We additionally benchmarked our database against official hiring outcome data from FedScope, US OPM’s official workforce statistics platform. We used the count of selections of job announcements in the GSA dataset as a proxy measure for hiring outcome and aggregated at the agency-year level. Then compared it with accession trends reported in FedScope. It is important to note that perfect alignment is not expected, as the GSA dataset reflects hiring assessments and selection outcomes, while FedScope reports formal personnel accessions based on post-onboarding administrative records. Discrepancies may arise due to attrition between selection and actual hire, differences in data reporting scope and timing, varying definitions of hire (direct hire vs. transfer-in), and inconsistent integration between HR systems across different government agencies.
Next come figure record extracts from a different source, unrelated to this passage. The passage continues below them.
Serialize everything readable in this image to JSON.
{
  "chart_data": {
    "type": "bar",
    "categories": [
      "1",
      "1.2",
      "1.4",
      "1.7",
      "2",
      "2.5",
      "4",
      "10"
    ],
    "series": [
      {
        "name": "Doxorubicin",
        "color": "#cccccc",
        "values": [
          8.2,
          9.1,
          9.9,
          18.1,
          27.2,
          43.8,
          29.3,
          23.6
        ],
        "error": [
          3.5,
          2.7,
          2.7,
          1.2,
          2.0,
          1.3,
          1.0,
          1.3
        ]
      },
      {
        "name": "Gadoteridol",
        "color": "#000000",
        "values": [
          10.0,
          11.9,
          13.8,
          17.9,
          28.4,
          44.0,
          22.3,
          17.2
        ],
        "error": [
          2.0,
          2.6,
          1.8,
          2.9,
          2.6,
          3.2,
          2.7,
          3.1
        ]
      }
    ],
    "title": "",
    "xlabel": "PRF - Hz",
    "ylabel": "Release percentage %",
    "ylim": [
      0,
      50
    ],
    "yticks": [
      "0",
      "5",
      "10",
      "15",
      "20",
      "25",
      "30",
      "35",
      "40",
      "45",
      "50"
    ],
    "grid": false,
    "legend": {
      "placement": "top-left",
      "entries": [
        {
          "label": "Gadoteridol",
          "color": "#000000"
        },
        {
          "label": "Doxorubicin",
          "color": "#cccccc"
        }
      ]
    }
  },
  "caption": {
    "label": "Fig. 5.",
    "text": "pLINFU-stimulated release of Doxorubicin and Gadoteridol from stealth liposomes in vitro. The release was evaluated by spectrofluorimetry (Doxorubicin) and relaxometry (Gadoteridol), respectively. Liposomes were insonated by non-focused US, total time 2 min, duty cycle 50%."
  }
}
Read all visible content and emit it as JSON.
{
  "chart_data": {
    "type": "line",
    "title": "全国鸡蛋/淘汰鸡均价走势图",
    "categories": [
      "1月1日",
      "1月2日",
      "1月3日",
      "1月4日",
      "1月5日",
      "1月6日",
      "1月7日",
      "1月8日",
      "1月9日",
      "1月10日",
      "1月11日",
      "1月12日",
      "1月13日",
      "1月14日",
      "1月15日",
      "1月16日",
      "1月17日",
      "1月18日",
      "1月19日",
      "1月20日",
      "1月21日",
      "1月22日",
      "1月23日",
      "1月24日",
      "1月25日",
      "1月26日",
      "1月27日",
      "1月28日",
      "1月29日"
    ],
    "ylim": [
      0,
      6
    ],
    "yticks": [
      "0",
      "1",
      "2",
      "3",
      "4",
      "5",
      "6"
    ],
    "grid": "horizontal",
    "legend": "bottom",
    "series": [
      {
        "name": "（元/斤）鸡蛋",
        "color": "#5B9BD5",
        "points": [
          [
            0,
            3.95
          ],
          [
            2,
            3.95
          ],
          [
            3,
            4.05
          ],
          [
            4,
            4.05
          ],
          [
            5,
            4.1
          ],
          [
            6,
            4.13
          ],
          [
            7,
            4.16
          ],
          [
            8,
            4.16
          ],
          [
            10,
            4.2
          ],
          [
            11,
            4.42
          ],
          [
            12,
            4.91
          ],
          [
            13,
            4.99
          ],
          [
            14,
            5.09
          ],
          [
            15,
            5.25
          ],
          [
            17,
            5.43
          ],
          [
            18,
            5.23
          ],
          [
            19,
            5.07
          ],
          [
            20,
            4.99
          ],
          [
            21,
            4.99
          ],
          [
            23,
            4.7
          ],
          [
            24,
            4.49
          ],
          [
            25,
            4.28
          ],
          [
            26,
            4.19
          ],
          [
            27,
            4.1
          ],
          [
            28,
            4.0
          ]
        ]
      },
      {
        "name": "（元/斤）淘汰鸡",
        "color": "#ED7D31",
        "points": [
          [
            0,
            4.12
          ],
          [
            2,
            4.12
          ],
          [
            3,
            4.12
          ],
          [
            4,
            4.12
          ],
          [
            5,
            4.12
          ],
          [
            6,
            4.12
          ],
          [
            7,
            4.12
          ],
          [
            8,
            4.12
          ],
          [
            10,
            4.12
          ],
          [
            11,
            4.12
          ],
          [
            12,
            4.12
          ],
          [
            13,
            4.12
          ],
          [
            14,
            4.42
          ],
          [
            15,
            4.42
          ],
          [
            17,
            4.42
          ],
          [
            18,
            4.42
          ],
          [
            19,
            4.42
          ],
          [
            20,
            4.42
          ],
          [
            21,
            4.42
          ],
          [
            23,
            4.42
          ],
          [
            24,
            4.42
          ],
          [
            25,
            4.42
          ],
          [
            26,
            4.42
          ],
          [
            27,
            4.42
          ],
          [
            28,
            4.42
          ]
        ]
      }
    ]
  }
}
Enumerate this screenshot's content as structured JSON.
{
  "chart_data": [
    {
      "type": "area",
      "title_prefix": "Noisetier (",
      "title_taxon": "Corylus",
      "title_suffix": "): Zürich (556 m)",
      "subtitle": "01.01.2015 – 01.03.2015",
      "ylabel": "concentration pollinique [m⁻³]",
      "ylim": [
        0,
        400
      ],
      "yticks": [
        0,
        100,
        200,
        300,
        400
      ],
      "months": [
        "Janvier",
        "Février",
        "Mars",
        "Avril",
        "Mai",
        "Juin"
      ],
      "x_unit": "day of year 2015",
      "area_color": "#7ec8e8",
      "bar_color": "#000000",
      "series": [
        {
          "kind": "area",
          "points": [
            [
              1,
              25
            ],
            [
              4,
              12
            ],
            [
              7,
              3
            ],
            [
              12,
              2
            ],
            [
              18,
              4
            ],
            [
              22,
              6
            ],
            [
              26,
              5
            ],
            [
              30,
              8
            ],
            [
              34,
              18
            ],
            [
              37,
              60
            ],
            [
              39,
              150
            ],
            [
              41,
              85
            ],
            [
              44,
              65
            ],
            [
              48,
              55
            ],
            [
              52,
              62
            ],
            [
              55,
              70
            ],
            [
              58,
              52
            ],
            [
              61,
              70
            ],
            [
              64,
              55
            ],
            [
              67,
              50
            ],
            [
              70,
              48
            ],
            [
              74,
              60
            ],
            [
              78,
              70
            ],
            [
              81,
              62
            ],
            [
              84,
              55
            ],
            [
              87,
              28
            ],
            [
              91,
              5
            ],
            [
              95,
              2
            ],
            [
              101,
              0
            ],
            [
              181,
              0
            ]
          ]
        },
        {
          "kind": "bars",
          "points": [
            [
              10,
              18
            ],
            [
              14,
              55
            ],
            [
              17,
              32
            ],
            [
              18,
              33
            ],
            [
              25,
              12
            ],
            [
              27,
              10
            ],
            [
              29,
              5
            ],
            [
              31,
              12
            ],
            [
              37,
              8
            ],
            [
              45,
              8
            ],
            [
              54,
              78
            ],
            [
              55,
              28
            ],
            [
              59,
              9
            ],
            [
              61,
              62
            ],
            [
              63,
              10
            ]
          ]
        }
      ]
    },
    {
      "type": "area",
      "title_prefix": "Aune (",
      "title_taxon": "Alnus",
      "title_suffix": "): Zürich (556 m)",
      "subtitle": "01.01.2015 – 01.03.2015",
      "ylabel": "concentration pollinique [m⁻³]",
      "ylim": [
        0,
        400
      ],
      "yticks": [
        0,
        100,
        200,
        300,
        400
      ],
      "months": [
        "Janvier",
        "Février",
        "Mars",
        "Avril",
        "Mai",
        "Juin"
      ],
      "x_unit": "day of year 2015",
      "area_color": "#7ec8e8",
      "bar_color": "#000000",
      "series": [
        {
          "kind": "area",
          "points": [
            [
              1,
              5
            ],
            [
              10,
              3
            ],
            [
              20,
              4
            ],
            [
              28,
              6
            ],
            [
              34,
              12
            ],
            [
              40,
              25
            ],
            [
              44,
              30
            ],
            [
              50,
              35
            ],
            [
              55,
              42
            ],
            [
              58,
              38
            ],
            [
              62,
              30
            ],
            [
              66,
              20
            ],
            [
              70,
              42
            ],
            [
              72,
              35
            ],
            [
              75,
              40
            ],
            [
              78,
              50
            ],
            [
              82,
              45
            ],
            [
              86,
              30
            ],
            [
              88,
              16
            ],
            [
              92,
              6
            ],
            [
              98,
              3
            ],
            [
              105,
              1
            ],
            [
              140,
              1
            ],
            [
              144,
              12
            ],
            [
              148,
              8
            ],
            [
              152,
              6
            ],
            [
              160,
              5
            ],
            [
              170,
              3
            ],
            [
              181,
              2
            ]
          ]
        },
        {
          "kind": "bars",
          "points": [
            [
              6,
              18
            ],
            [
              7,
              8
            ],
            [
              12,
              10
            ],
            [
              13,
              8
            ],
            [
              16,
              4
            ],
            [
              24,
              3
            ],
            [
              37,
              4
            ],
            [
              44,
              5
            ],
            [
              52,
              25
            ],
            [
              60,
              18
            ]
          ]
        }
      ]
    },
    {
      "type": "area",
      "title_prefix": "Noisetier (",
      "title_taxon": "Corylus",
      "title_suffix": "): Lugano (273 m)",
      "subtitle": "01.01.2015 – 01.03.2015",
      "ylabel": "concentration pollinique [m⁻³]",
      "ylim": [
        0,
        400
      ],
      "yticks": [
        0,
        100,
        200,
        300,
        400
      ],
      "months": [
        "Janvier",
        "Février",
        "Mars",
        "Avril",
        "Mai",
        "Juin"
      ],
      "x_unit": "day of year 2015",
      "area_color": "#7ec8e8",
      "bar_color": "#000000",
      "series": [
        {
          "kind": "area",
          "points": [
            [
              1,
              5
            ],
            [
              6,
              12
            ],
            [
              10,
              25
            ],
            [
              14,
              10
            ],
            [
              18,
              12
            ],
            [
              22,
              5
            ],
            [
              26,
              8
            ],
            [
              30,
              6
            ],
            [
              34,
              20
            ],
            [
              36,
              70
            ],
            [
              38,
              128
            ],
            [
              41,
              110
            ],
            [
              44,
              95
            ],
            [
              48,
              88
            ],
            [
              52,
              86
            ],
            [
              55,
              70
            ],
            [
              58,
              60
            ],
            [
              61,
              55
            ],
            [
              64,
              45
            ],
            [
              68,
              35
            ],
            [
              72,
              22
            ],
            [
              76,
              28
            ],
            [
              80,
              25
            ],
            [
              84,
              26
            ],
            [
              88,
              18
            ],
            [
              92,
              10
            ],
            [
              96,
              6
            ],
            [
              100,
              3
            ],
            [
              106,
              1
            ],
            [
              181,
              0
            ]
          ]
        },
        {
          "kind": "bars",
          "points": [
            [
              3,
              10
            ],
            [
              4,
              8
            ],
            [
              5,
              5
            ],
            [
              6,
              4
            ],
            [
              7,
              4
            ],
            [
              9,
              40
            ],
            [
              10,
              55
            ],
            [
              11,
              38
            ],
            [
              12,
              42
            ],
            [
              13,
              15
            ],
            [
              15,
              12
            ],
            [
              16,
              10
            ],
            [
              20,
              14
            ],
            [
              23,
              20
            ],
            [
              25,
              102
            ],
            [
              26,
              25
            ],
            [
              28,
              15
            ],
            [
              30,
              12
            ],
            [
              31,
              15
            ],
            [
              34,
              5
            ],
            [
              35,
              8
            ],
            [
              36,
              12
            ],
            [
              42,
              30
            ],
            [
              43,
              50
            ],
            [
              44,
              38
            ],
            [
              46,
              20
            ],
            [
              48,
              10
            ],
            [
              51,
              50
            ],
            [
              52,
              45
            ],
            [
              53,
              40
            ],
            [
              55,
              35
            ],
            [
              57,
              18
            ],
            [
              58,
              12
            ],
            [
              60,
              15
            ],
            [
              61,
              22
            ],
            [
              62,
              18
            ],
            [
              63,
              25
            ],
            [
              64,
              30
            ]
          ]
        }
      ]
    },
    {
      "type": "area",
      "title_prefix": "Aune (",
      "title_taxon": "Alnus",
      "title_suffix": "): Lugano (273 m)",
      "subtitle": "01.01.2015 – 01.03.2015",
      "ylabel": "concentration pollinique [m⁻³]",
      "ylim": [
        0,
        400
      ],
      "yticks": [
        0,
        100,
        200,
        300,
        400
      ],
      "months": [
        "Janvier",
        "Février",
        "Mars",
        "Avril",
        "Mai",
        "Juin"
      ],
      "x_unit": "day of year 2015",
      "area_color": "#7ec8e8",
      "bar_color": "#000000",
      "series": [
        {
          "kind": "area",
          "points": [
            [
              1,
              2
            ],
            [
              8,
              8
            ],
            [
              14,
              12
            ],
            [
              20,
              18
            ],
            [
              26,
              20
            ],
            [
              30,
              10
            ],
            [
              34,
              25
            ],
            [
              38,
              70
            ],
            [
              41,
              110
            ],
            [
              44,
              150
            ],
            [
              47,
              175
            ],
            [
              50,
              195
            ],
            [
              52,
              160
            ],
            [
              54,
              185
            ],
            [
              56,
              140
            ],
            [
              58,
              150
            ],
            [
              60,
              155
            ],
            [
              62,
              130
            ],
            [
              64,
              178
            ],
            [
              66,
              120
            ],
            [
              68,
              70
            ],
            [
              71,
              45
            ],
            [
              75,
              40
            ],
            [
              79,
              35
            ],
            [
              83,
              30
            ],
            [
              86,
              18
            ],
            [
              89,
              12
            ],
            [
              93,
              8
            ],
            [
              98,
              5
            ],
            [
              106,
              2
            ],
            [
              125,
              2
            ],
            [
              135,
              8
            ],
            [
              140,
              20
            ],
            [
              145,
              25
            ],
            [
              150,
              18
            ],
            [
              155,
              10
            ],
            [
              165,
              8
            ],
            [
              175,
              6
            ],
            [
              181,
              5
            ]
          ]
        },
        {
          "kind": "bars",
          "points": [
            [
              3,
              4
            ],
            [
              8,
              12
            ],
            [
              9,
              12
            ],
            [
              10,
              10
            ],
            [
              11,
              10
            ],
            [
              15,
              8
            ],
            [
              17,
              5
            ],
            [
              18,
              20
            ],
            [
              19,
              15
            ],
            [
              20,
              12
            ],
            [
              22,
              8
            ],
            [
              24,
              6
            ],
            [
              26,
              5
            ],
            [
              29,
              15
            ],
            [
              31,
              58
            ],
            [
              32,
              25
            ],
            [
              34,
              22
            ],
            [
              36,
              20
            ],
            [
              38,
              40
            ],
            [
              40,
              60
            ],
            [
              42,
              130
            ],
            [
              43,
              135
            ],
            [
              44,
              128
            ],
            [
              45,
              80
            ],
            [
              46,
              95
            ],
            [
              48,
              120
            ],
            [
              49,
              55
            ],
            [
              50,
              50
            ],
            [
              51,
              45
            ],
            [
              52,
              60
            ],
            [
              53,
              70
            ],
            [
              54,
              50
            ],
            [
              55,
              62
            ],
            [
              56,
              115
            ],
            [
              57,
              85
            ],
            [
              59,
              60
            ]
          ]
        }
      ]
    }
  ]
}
Additionally, the GSA dataset may exclude certain agencies, suppress small-sample data for privacy reasons, or reflect preliminary selection outcomes that do not result in finalized employment, all of which contribute to potential mismatches with US OPM’s aggregated workforce counts. Nonetheless, our validation shows a strong positive correlation (r = 0.92) between selection trends in the INSIGHT + dataset and hiring accession counts in FedScope, demonstrating that the GSA dataset offers a robust and predictive signal for broader hiring patterns. This finding supports the utility of the GSA dataset for labor market analysis, even if exact parity with official workforce totals is not expected.

Usage Notes

In addition to direct use of the static dataset, researchers may find value in linking the database to external contextual information. For example, the dataset can be combined with Political Environment Metrics, which capture election outcomes, partisan dynamics, public opinion indicators, and related state-level political conditions. By connecting these variables through the shared state–election cycle identifiers, users can analyze how changes in the political environment shape agency operations, hiring priorities, and labor market outcomes. Furthermore, while outside the scope of this Data Descriptor, we are developing an automated data collection pipeline to facilitate recurring updates of job postings and metadata from USAJOBS.gov. This infrastructure is intended to minimize data latency and provide users with more timely snapshots of federal workforce dynamics, complementing the static dataset described here.